GIT (Version Control) Commands You Need to Know for Your Data Science Project

Posted on 2020-09-23 16:33:52

Creating our Machine Learning models sometimes need a lot of iterations and changes. Sometimes we want to preserve the best performing model and try out new parameters and preprocessing to our codes that leads to overwriding our best model. We can save it to a new file but that doesn't look clean and professional and we may end up with a lot of unnecessary files.

Often times, we work in a team and each of us need to contribute and make changes to our code.

Suddenly the code we wrote doest not perform well on the same datasets. After so many hours of pointing fingers  to each other, we found out that John remove some feature engineering we add on our previous code.

What is GIT and Why You Should Use it on Your Data Science Project

GIT is a distributed version control that helps you track changes on your source code. It is easily to implement and learn. It helps you to have a flexible workflow and to help your team to maintain and manage your team code repository easily.

Git Installation

Intalling Git is very straight forward. You can install it here.

You also need to create a Github or Gitlab account.

I will use Github in this tutorial.

Basic Git Tutorial

Let say you want to create a model that predicts which passengers survived the Titanic shipwreck. 

You create a folder name Titanic, inside that folder you create a jupyter notebook file called logistic_regression.

190

To make it a Git repository, open your Terminal, navigate to where your project is then run


git init

If you don't know how to navigate through your file system on your terminal. You can read this short tutorial on Mac and Windows.

Run git status to see all untracked files that need to be committed.


git status
196

As you edit files, Git sees them as modified and because you've changed them since your last commit, you can see all untracked files via git status command.

Let's add some code to our jupyter notebook.


import pandas as pd
import numpy as np
import matplotlib.pyplot as plt
import seaborn as sns
%matplotlib inline
train = pd.read_csv('titanic_train.csv')
train.head()
train['Age'] = train['Age'].mean()
train.drop('Cabin',axis=1,inplace=True)
sex = pd.get_dummies(train['Sex'],drop_first=True)
embark = pd.get_dummies(train['Embarked'],drop_first=True)
train.drop(['Sex','Embarked','Name','Ticket'],axis=1,inplace=True)
train = pd.concat([train,sex,embark],axis=1)
train.head()

# TRAIN/TEST
from sklearn.model_selection import train_test_split
X_train, X_test, y_train, y_test = train_test_split(train.drop('Survived',axis=1), 
                                                    train['Survived'], test_size=0.30, 
                                                    random_state=101)

from sklearn.linear_model import LogisticRegression
logmodel = LogisticRegression()
logmodel.fit(X_train,y_train)

#EVALUATION
predictions = logmodel.predict(X_test)
from sklearn.metrics import classification_report
print(classification_report(y_test,predictions))

I also added the titanic train and test dataset from Kaggle. You can download it here. Then put it inside the directory.

200

When we run git status, we'll see all our changes


git status
210

As you have noticed, we have a .ipynb_checkpoints folder that we did not create. Jupyter creates this folder in order to track down our updates/changes on our jupyter notebook. We don't want it on our code repository so we will create a .gitignore file to exclude it from the files that's being track down by GIT.

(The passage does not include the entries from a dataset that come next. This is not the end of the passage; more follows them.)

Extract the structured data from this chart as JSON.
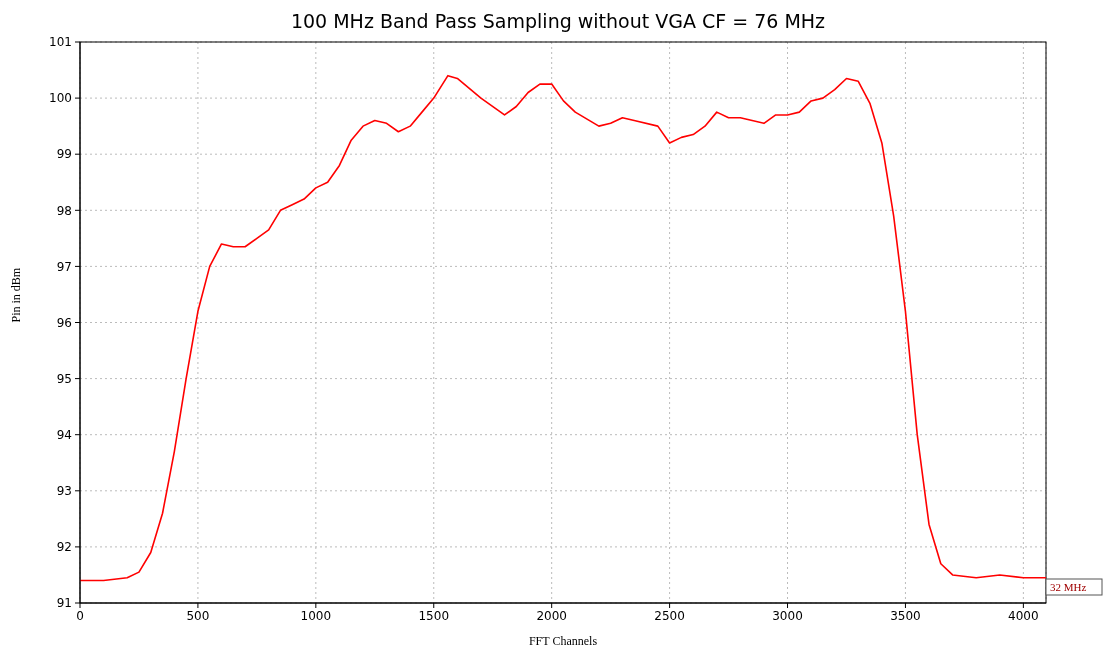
{
  "chart_data": {
    "type": "line",
    "title": "100 MHz Band Pass Sampling without VGA CF = 76 MHz",
    "xlabel": "FFT Channels",
    "ylabel": "Pin in dBm",
    "annotations": [
      "32 MHz"
    ],
    "x": [
      0,
      100,
      200,
      250,
      300,
      350,
      400,
      450,
      500,
      550,
      600,
      650,
      700,
      750,
      800,
      850,
      900,
      950,
      1000,
      1050,
      1100,
      1150,
      1200,
      1250,
      1300,
      1350,
      1400,
      1450,
      1500,
      1560,
      1600,
      1700,
      1800,
      1850,
      1900,
      1950,
      2000,
      2050,
      2100,
      2200,
      2250,
      2300,
      2350,
      2450,
      2500,
      2550,
      2600,
      2650,
      2700,
      2750,
      2800,
      2850,
      2900,
      2950,
      3000,
      3050,
      3100,
      3150,
      3200,
      3250,
      3300,
      3350,
      3400,
      3450,
      3500,
      3550,
      3600,
      3650,
      3700,
      3800,
      3900,
      4000,
      4096
    ],
    "series": [
      {
        "color": "#ff0000",
        "values": [
          91.4,
          91.4,
          91.45,
          91.55,
          91.9,
          92.6,
          93.7,
          95.0,
          96.2,
          97.0,
          97.4,
          97.35,
          97.35,
          97.5,
          97.65,
          98.0,
          98.1,
          98.2,
          98.4,
          98.5,
          98.8,
          99.25,
          99.5,
          99.6,
          99.55,
          99.4,
          99.5,
          99.75,
          100.0,
          100.4,
          100.35,
          100.0,
          99.7,
          99.85,
          100.1,
          100.25,
          100.25,
          99.95,
          99.75,
          99.5,
          99.55,
          99.65,
          99.6,
          99.5,
          99.2,
          99.3,
          99.35,
          99.5,
          99.75,
          99.65,
          99.65,
          99.6,
          99.55,
          99.7,
          99.7,
          99.75,
          99.95,
          100.0,
          100.15,
          100.35,
          100.3,
          99.9,
          99.2,
          97.9,
          96.2,
          94.0,
          92.4,
          91.7,
          91.5,
          91.45,
          91.5,
          91.45,
          91.45
        ]
      }
    ],
    "xlim": [
      0,
      4096
    ],
    "xticks": [
      0,
      500,
      1000,
      1500,
      2000,
      2500,
      3000,
      3500,
      4000
    ],
    "ylim": [
      91,
      101
    ],
    "yticks": [
      91,
      92,
      93,
      94,
      95,
      96,
      97,
      98,
      99,
      100,
      101
    ],
    "grid": true,
    "marker": "none",
    "line_style": "solid"
  }
}
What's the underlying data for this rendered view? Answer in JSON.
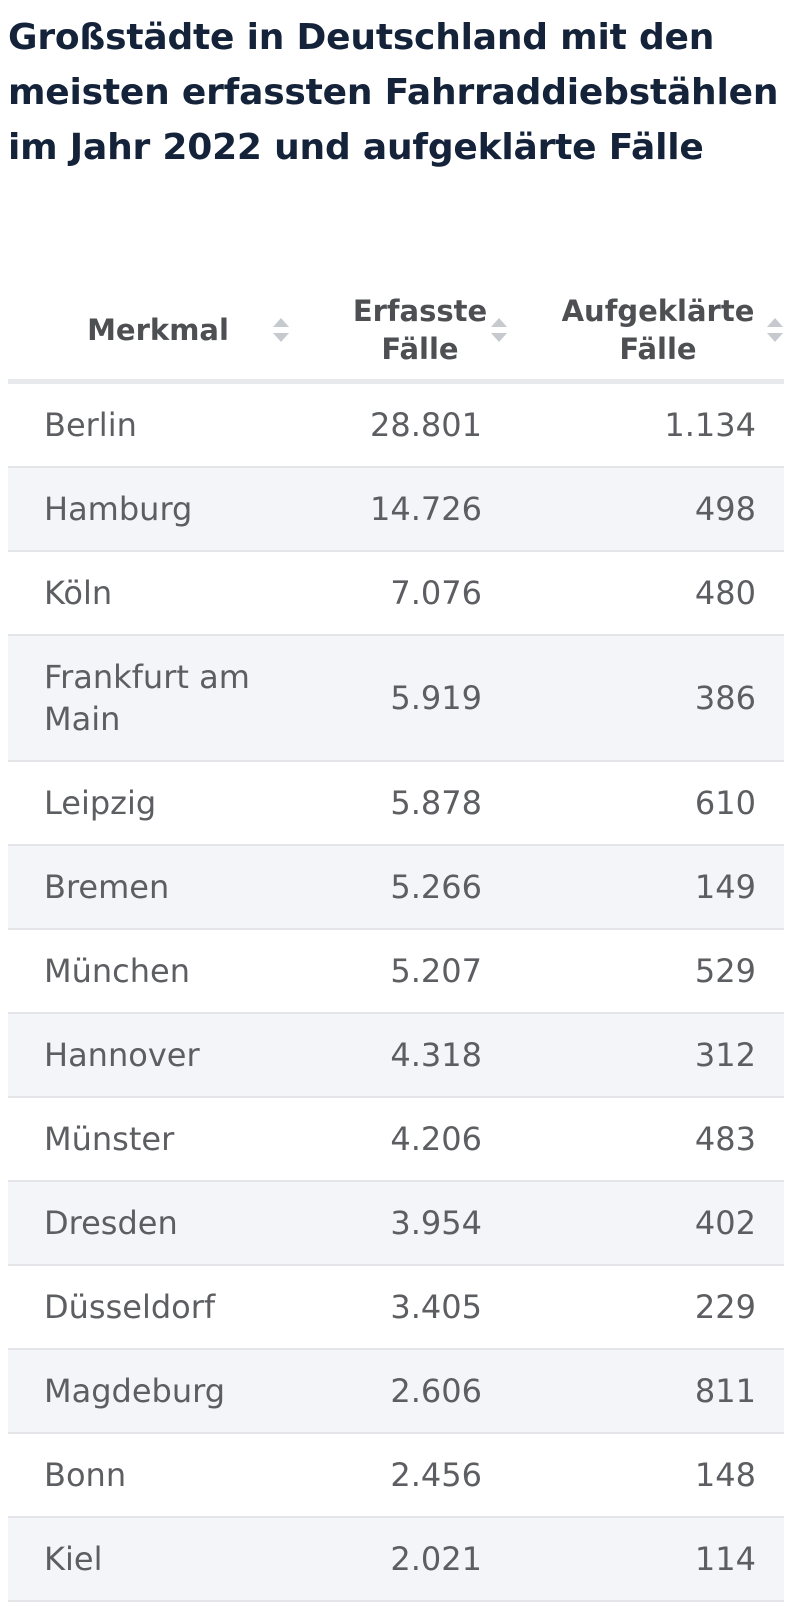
{
  "chart_data": {
    "type": "table",
    "title": "Großstädte in Deutschland mit den meisten erfassten Fahrraddiebstählen im Jahr 2022 und aufgeklärte Fälle",
    "columns": [
      {
        "label_line1": "Merkmal",
        "label_line2": ""
      },
      {
        "label_line1": "Erfasste",
        "label_line2": "Fälle"
      },
      {
        "label_line1": "Aufgeklärte",
        "label_line2": "Fälle"
      }
    ],
    "rows": [
      {
        "name": "Berlin",
        "erfasste": "28.801",
        "aufgeklaerte": "1.134"
      },
      {
        "name": "Hamburg",
        "erfasste": "14.726",
        "aufgeklaerte": "498"
      },
      {
        "name": "Köln",
        "erfasste": "7.076",
        "aufgeklaerte": "480"
      },
      {
        "name": "Frankfurt am Main",
        "erfasste": "5.919",
        "aufgeklaerte": "386"
      },
      {
        "name": "Leipzig",
        "erfasste": "5.878",
        "aufgeklaerte": "610"
      },
      {
        "name": "Bremen",
        "erfasste": "5.266",
        "aufgeklaerte": "149"
      },
      {
        "name": "München",
        "erfasste": "5.207",
        "aufgeklaerte": "529"
      },
      {
        "name": "Hannover",
        "erfasste": "4.318",
        "aufgeklaerte": "312"
      },
      {
        "name": "Münster",
        "erfasste": "4.206",
        "aufgeklaerte": "483"
      },
      {
        "name": "Dresden",
        "erfasste": "3.954",
        "aufgeklaerte": "402"
      },
      {
        "name": "Düsseldorf",
        "erfasste": "3.405",
        "aufgeklaerte": "229"
      },
      {
        "name": "Magdeburg",
        "erfasste": "2.606",
        "aufgeklaerte": "811"
      },
      {
        "name": "Bonn",
        "erfasste": "2.456",
        "aufgeklaerte": "148"
      },
      {
        "name": "Kiel",
        "erfasste": "2.021",
        "aufgeklaerte": "114"
      }
    ]
  },
  "icons": {
    "sort": "sort-arrows-icon"
  },
  "colors": {
    "title": "#142339",
    "header_text": "#4d4f53",
    "cell_text": "#5c5e62",
    "row_alt_bg": "#f3f5f9",
    "divider": "#e3e5e9",
    "sort_icon": "#c6c9ce"
  }
}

Create .gitignore file using your favorite text editor or IDE then add this code.


**/*.ipynb_checkpoints/
211

When we run git status again, the ipynb_checkpoints our now excluded to our repository. But why we need to exclude those folders/files? Because ipynb_checkpoints is not actually part of our project, it is just a temporary folder/files that jupyter creates in order to track down our local changes.

More on gitignore here

Now we are ready to add our changes and commit it. Think of it as saving our current progress.

To add all untracked files, run


git add .

To commit it, run


git commit -m "You can change the text here that describe what changes you did"
212

Let say we have something we want to try on our codes. Like we want to update on how to Impute the Age column.

From


train['Age'] = train['Age'].mean()

To


def impute_age(cols):
    Age = cols[0]
    Pclass = cols[1]
    
    if pd.isnull(Age):

        if Pclass == 1:
            return 37

        elif Pclass == 2:
            return 29

        else:
            return 24

    else:
        return Age

train['Age'] = train[['Age','Pclass']].apply(impute_age,axis=1)

If we run git status again, we will see that our file was changed


git status
220

If we're already satisfied with our code, we can commit and push it to Github (or Gitlab).

I will use Github on this steps, if you are using Gitlab or other development platform, you may need to adjust a few things.

Create a new Github repository

223

Note the URL of our project repository

225

Then on our Terminal we need to run this command to link our local project to Github


git remote add origin <your project repository url>

Then we can now push it to our Github repository. Enter your user name and password if asked.


git push origin master
230

That's it , your project files are now in your Github Repository.

232

There are so much to learn in Git like branching, tagging, stashing etc. You can read more on their documentation page.

Thank you for reading this blog. Hope you learn something new on managing your codes using GIT.